Theories abound regarding the underlying cause of Lincecum’s struggles.  Some suggest that they were a byproduct of weight loss prior to the season.  Some say they may have been related to a rift with catcher Buster Posey.  Others theorize that perhaps they were the result of a loss of mental focus stemming from concerns regarding his impending paddling at the hands of O’Bannion.  And then there are those who argue that we’re finally seeing what was always a likely outcome of Lincecum’s mechanics; that his body simply isn’t the type that can be expected to hold up to the rigors of his violent delivery in perpetuity.  Unfortunately, given Lincecum’s pronounced drop in velocity and the apparent lack of a specific injury on which to blame it, this would seem to be the most likely explanation, as well as the most difficult to remedy. 

 

Concerns regarding the long-term feasibility of Lincecum’s pitching style are nothing new, of course.  Jim Duquette, GM of the Orioles, passed on Lincecum in the ’06 draft (along with nine other teams) and defended his decision thusly to Sports Illustrated:  "There was a feeling that [Lincecum] was short, not a real physical kid, and mechanically he was going to break down, that there was enough stress on his arm, elbow and shoulder.
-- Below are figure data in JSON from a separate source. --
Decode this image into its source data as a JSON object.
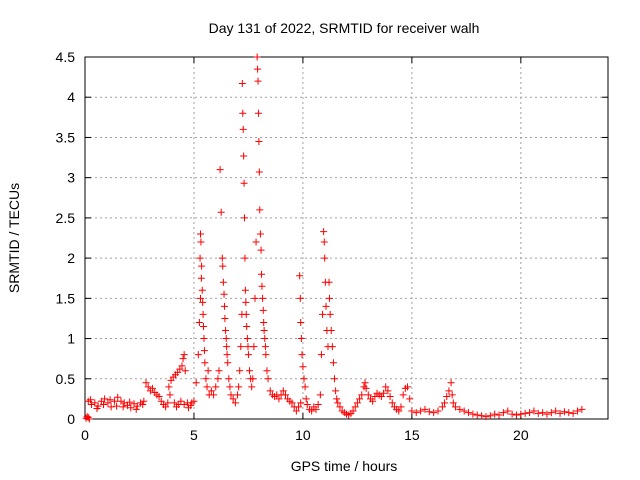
{
  "chart_data": {
    "type": "scatter",
    "title": "Day 131 of 2022, SRMTID for receiver walh",
    "xlabel": "GPS time / hours",
    "ylabel": "SRMTID / TECUs",
    "xlim": [
      0,
      24
    ],
    "ylim": [
      0,
      4.5
    ],
    "x_ticks": [
      0,
      5,
      10,
      15,
      20
    ],
    "x_tick_labels": [
      "0",
      "5",
      "10",
      "15",
      "20"
    ],
    "y_ticks": [
      0,
      0.5,
      1,
      1.5,
      2,
      2.5,
      3,
      3.5,
      4,
      4.5
    ],
    "y_tick_labels": [
      "0",
      "0.5",
      "1",
      "1.5",
      "2",
      "2.5",
      "3",
      "3.5",
      "4",
      "4.5"
    ],
    "grid": true,
    "marker": "plus",
    "series": [
      {
        "name": "SRMTID",
        "color": "#ff0000",
        "points": [
          [
            0.05,
            0.01
          ],
          [
            0.1,
            0.03
          ],
          [
            0.15,
            0.02
          ],
          [
            0.2,
            0.0
          ],
          [
            0.15,
            0.22
          ],
          [
            0.3,
            0.18
          ],
          [
            0.45,
            0.2
          ],
          [
            0.6,
            0.16
          ],
          [
            0.75,
            0.22
          ],
          [
            0.9,
            0.25
          ],
          [
            1.05,
            0.2
          ],
          [
            1.2,
            0.15
          ],
          [
            1.35,
            0.22
          ],
          [
            1.5,
            0.27
          ],
          [
            1.65,
            0.22
          ],
          [
            1.8,
            0.2
          ],
          [
            1.95,
            0.17
          ],
          [
            2.1,
            0.14
          ],
          [
            2.25,
            0.19
          ],
          [
            2.4,
            0.16
          ],
          [
            2.55,
            0.2
          ],
          [
            2.7,
            0.22
          ],
          [
            0.25,
            0.24
          ],
          [
            0.55,
            0.13
          ],
          [
            0.85,
            0.18
          ],
          [
            1.15,
            0.24
          ],
          [
            1.45,
            0.16
          ],
          [
            1.75,
            0.15
          ],
          [
            2.05,
            0.21
          ],
          [
            2.35,
            0.12
          ],
          [
            2.65,
            0.18
          ],
          [
            2.8,
            0.45
          ],
          [
            2.9,
            0.4
          ],
          [
            3.0,
            0.35
          ],
          [
            3.1,
            0.38
          ],
          [
            3.2,
            0.33
          ],
          [
            3.3,
            0.3
          ],
          [
            3.4,
            0.28
          ],
          [
            3.5,
            0.22
          ],
          [
            3.6,
            0.18
          ],
          [
            3.7,
            0.15
          ],
          [
            3.8,
            0.2
          ],
          [
            3.9,
            0.3
          ],
          [
            3.85,
            0.4
          ],
          [
            3.95,
            0.48
          ],
          [
            4.05,
            0.52
          ],
          [
            4.15,
            0.55
          ],
          [
            4.25,
            0.58
          ],
          [
            4.35,
            0.62
          ],
          [
            4.45,
            0.66
          ],
          [
            4.5,
            0.75
          ],
          [
            4.55,
            0.8
          ],
          [
            4.6,
            0.6
          ],
          [
            4.1,
            0.2
          ],
          [
            4.2,
            0.15
          ],
          [
            4.3,
            0.18
          ],
          [
            4.4,
            0.22
          ],
          [
            4.55,
            0.18
          ],
          [
            4.7,
            0.2
          ],
          [
            4.85,
            0.17
          ],
          [
            5.0,
            0.22
          ],
          [
            4.75,
            0.14
          ],
          [
            4.9,
            0.2
          ],
          [
            5.1,
            0.45
          ],
          [
            5.2,
            0.8
          ],
          [
            5.25,
            1.2
          ],
          [
            5.3,
            1.5
          ],
          [
            5.3,
            2.3
          ],
          [
            5.32,
            2.2
          ],
          [
            5.35,
            1.9
          ],
          [
            5.38,
            1.6
          ],
          [
            5.42,
            1.3
          ],
          [
            5.46,
            1.0
          ],
          [
            5.5,
            0.7
          ],
          [
            5.55,
            0.5
          ],
          [
            5.6,
            0.4
          ],
          [
            5.65,
            0.6
          ],
          [
            5.7,
            0.3
          ],
          [
            5.28,
            2.0
          ],
          [
            5.34,
            1.75
          ],
          [
            5.4,
            1.45
          ],
          [
            5.44,
            1.15
          ],
          [
            5.48,
            0.85
          ],
          [
            5.8,
            0.35
          ],
          [
            5.9,
            0.3
          ],
          [
            6.0,
            0.4
          ],
          [
            6.1,
            0.5
          ],
          [
            6.15,
            0.6
          ],
          [
            6.2,
            3.1
          ],
          [
            6.25,
            2.57
          ],
          [
            6.3,
            2.0
          ],
          [
            6.35,
            1.7
          ],
          [
            6.4,
            1.4
          ],
          [
            6.45,
            1.1
          ],
          [
            6.5,
            0.9
          ],
          [
            6.55,
            0.7
          ],
          [
            6.6,
            0.5
          ],
          [
            6.65,
            0.4
          ],
          [
            6.7,
            0.3
          ],
          [
            6.8,
            0.25
          ],
          [
            6.9,
            0.2
          ],
          [
            7.0,
            0.3
          ],
          [
            6.32,
            1.9
          ],
          [
            6.38,
            1.55
          ],
          [
            6.42,
            1.25
          ],
          [
            6.48,
            1.0
          ],
          [
            6.52,
            0.8
          ],
          [
            7.05,
            0.4
          ],
          [
            7.1,
            0.6
          ],
          [
            7.15,
            0.9
          ],
          [
            7.2,
            1.3
          ],
          [
            7.22,
            4.17
          ],
          [
            7.24,
            3.8
          ],
          [
            7.26,
            3.6
          ],
          [
            7.28,
            3.27
          ],
          [
            7.3,
            2.93
          ],
          [
            7.32,
            2.5
          ],
          [
            7.34,
            2.0
          ],
          [
            7.36,
            1.6
          ],
          [
            7.4,
            1.3
          ],
          [
            7.45,
            1.0
          ],
          [
            7.5,
            0.8
          ],
          [
            7.55,
            0.6
          ],
          [
            7.6,
            0.5
          ],
          [
            7.65,
            0.4
          ],
          [
            7.38,
            1.45
          ],
          [
            7.42,
            1.15
          ],
          [
            7.48,
            0.9
          ],
          [
            7.7,
            0.5
          ],
          [
            7.75,
            0.9
          ],
          [
            7.8,
            1.5
          ],
          [
            7.85,
            2.2
          ],
          [
            7.9,
            4.5
          ],
          [
            7.92,
            4.35
          ],
          [
            7.94,
            4.2
          ],
          [
            7.96,
            3.8
          ],
          [
            7.98,
            3.45
          ],
          [
            8.0,
            3.07
          ],
          [
            8.02,
            2.6
          ],
          [
            8.05,
            2.3
          ],
          [
            8.08,
            2.1
          ],
          [
            8.1,
            1.8
          ],
          [
            8.15,
            1.5
          ],
          [
            8.2,
            1.2
          ],
          [
            8.25,
            1.0
          ],
          [
            8.3,
            0.8
          ],
          [
            8.35,
            0.6
          ],
          [
            8.4,
            0.5
          ],
          [
            8.12,
            1.65
          ],
          [
            8.18,
            1.35
          ],
          [
            8.22,
            1.1
          ],
          [
            8.28,
            0.9
          ],
          [
            8.5,
            0.35
          ],
          [
            8.6,
            0.3
          ],
          [
            8.7,
            0.28
          ],
          [
            8.8,
            0.3
          ],
          [
            8.9,
            0.25
          ],
          [
            9.0,
            0.3
          ],
          [
            9.1,
            0.35
          ],
          [
            9.2,
            0.3
          ],
          [
            9.3,
            0.25
          ],
          [
            9.4,
            0.22
          ],
          [
            9.5,
            0.2
          ],
          [
            9.6,
            0.15
          ],
          [
            9.7,
            0.1
          ],
          [
            9.8,
            0.15
          ],
          [
            9.9,
            0.2
          ],
          [
            9.85,
            1.78
          ],
          [
            9.88,
            1.5
          ],
          [
            9.9,
            1.2
          ],
          [
            9.93,
            1.0
          ],
          [
            9.96,
            0.8
          ],
          [
            10.0,
            0.65
          ],
          [
            10.05,
            0.5
          ],
          [
            10.1,
            0.4
          ],
          [
            10.15,
            0.25
          ],
          [
            10.2,
            0.18
          ],
          [
            10.3,
            0.12
          ],
          [
            10.4,
            0.1
          ],
          [
            10.5,
            0.15
          ],
          [
            10.6,
            0.12
          ],
          [
            10.7,
            0.18
          ],
          [
            10.8,
            0.3
          ],
          [
            10.85,
            0.8
          ],
          [
            10.9,
            1.3
          ],
          [
            10.95,
            2.33
          ],
          [
            10.98,
            2.2
          ],
          [
            11.0,
            2.0
          ],
          [
            11.03,
            1.7
          ],
          [
            11.06,
            1.4
          ],
          [
            11.1,
            1.1
          ],
          [
            11.15,
            0.9
          ],
          [
            11.2,
            1.7
          ],
          [
            11.22,
            1.5
          ],
          [
            11.25,
            1.3
          ],
          [
            11.3,
            1.1
          ],
          [
            11.35,
            0.9
          ],
          [
            11.4,
            0.7
          ],
          [
            11.45,
            0.5
          ],
          [
            11.5,
            0.35
          ],
          [
            11.55,
            0.25
          ],
          [
            11.6,
            0.2
          ],
          [
            11.7,
            0.15
          ],
          [
            11.8,
            0.1
          ],
          [
            11.9,
            0.08
          ],
          [
            12.0,
            0.06
          ],
          [
            12.1,
            0.05
          ],
          [
            12.2,
            0.07
          ],
          [
            12.3,
            0.1
          ],
          [
            12.4,
            0.15
          ],
          [
            12.5,
            0.2
          ],
          [
            12.6,
            0.25
          ],
          [
            12.7,
            0.3
          ],
          [
            12.8,
            0.4
          ],
          [
            12.85,
            0.45
          ],
          [
            12.9,
            0.38
          ],
          [
            13.0,
            0.3
          ],
          [
            13.1,
            0.25
          ],
          [
            13.2,
            0.22
          ],
          [
            13.3,
            0.28
          ],
          [
            13.4,
            0.32
          ],
          [
            13.5,
            0.3
          ],
          [
            13.6,
            0.28
          ],
          [
            13.7,
            0.32
          ],
          [
            13.8,
            0.4
          ],
          [
            13.9,
            0.35
          ],
          [
            14.0,
            0.28
          ],
          [
            14.1,
            0.2
          ],
          [
            14.2,
            0.15
          ],
          [
            14.3,
            0.12
          ],
          [
            14.4,
            0.1
          ],
          [
            14.5,
            0.15
          ],
          [
            14.6,
            0.3
          ],
          [
            14.7,
            0.38
          ],
          [
            14.8,
            0.4
          ],
          [
            14.9,
            0.25
          ],
          [
            15.0,
            0.1
          ],
          [
            15.2,
            0.08
          ],
          [
            15.4,
            0.1
          ],
          [
            15.6,
            0.12
          ],
          [
            15.8,
            0.09
          ],
          [
            16.0,
            0.08
          ],
          [
            16.2,
            0.1
          ],
          [
            16.4,
            0.15
          ],
          [
            16.5,
            0.2
          ],
          [
            16.6,
            0.28
          ],
          [
            16.7,
            0.35
          ],
          [
            16.8,
            0.45
          ],
          [
            16.85,
            0.3
          ],
          [
            16.9,
            0.2
          ],
          [
            17.0,
            0.15
          ],
          [
            17.2,
            0.12
          ],
          [
            17.4,
            0.1
          ],
          [
            17.6,
            0.08
          ],
          [
            17.8,
            0.06
          ],
          [
            18.0,
            0.05
          ],
          [
            18.2,
            0.04
          ],
          [
            18.4,
            0.03
          ],
          [
            18.6,
            0.04
          ],
          [
            18.8,
            0.06
          ],
          [
            19.0,
            0.05
          ],
          [
            19.2,
            0.08
          ],
          [
            19.4,
            0.1
          ],
          [
            19.6,
            0.06
          ],
          [
            19.8,
            0.05
          ],
          [
            20.0,
            0.06
          ],
          [
            20.2,
            0.07
          ],
          [
            20.4,
            0.08
          ],
          [
            20.6,
            0.1
          ],
          [
            20.8,
            0.07
          ],
          [
            21.0,
            0.08
          ],
          [
            21.2,
            0.06
          ],
          [
            21.4,
            0.08
          ],
          [
            21.6,
            0.1
          ],
          [
            21.8,
            0.07
          ],
          [
            22.0,
            0.09
          ],
          [
            22.2,
            0.08
          ],
          [
            22.4,
            0.07
          ],
          [
            22.6,
            0.1
          ],
          [
            22.8,
            0.12
          ]
        ]
      }
    ]
  }
}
Our scouting department kind of pushed him down because of the medical aspect."

 

Sadly, it looks as though Duquette may have been correct in his assessment.  As much as baseball has moved away from evaluating players based on physical attributes in the Moneyball era, Lincecum’s critics have cited his small frame and unorthodox mechanics as red flags for years, and his 2012 appears to have made Carnacs of them all.  Lincecum and the Giants have been exploring various possible fixes for his issues throughout the offseason (some more logical than others), but if the problem is that his body is beginning to wear down from the physical demands of his throwing motion, there’s no easy fix.  His only options would be altering his delivery (a move which, while certainly not unprecedented, would be a very dramatic step, and one of which the outcome would be virtually impossible to predict) or making a permanent move to the bullpen, which the Giants do not seem willing to consider at the moment.

 

Unfortunately, I believe we’ve seen the last of Tim Lincecum as a consistently effective starting pitcher.  All it takes is a look at the career trajectories of other pitchers of his caliber who’ve struggled as immensely as he has at such a young age to see that the odds of him ever regaining his past form are quite long.  As a baseball fan, I sincerely hope I’m wrong, because he was one of the game’s most unique talents and seems like a genuinely good guy, but as a fantasy owner, I won’t be going anywhere near Lincecum this year.  The odds that we’re seeing the results of the breakdown of his body are just too high.  He’s worth a fantasy draft pick based on the possibility, however remote, that his issues are correctable, but the risk is such that he’s not worth more than a late-round flyer, and unless your league is populated entirely by hardcore players (or by fellow connoisseurs of breathtakingly brilliant fantasy baseball writing who read this column), someone’s probably going to snatch him up much earlier than that.  Casual fantasy owners have a tendency to overvalue certain players based on name value, and in Lincecum’s case, you should let them.  As another man of Lincecum’s build once said, “Never interrupt your enemy when he is making a mistake.”